Twenty-three studies (1,869 participants) were included: 12 randomised controlled trials, 10 pre-post single group studies and one non-randomised patient preference study. Four studies also evaluated a weight-loss maintenance intervention and followed up participants for between three and 12 months. Most studies were considered to be at moderate to high risk of bias (median quality score of 3). Only three studies were considered at low risk of bias. Seven studies used intention-to-treat analysis, five accounted for confounders in their analysis and five were adequately powered.

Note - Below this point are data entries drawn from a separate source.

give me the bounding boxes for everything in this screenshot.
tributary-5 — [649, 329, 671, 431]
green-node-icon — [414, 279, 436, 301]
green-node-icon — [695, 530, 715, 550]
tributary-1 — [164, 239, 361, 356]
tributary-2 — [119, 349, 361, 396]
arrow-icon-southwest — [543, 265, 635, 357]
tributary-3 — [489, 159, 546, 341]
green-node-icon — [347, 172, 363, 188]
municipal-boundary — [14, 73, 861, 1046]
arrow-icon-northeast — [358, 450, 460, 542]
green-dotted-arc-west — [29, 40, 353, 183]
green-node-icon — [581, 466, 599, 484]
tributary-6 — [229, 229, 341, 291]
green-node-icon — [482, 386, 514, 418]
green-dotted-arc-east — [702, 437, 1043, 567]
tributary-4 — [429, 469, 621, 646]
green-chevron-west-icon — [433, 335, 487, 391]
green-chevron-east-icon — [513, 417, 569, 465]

Meta-analysis of seven trials found a statistically significant benefit for weight-loss interventions with a greater reduction in weight compared with no intervention (weighted mean difference -5.66kg, 95% CI -6.35 to -4.97; Ι²=39%). The 11 non-randomised studies varied in interventions, duration and intensity of contact and most were at high risk of bias. Most reported a statistically significant reduction in mean weight after the intervention.
Of the four studies that assessed a weight-loss maintenance intervention, two were randomised controlled trials considered to be at moderate risk of bias and two were pre-post studies considered to be at high risk of bias. Both randomised trials reported statistically significant but comparable weight regain for intervention and control groups.
Study characteristics found to have a possible relationship with intervention effectiveness were a prescribed energy restriction, interventions that included group face-to-face contact, higher frequency of contact (>2.7 per month) and a younger population (≤42.8 years).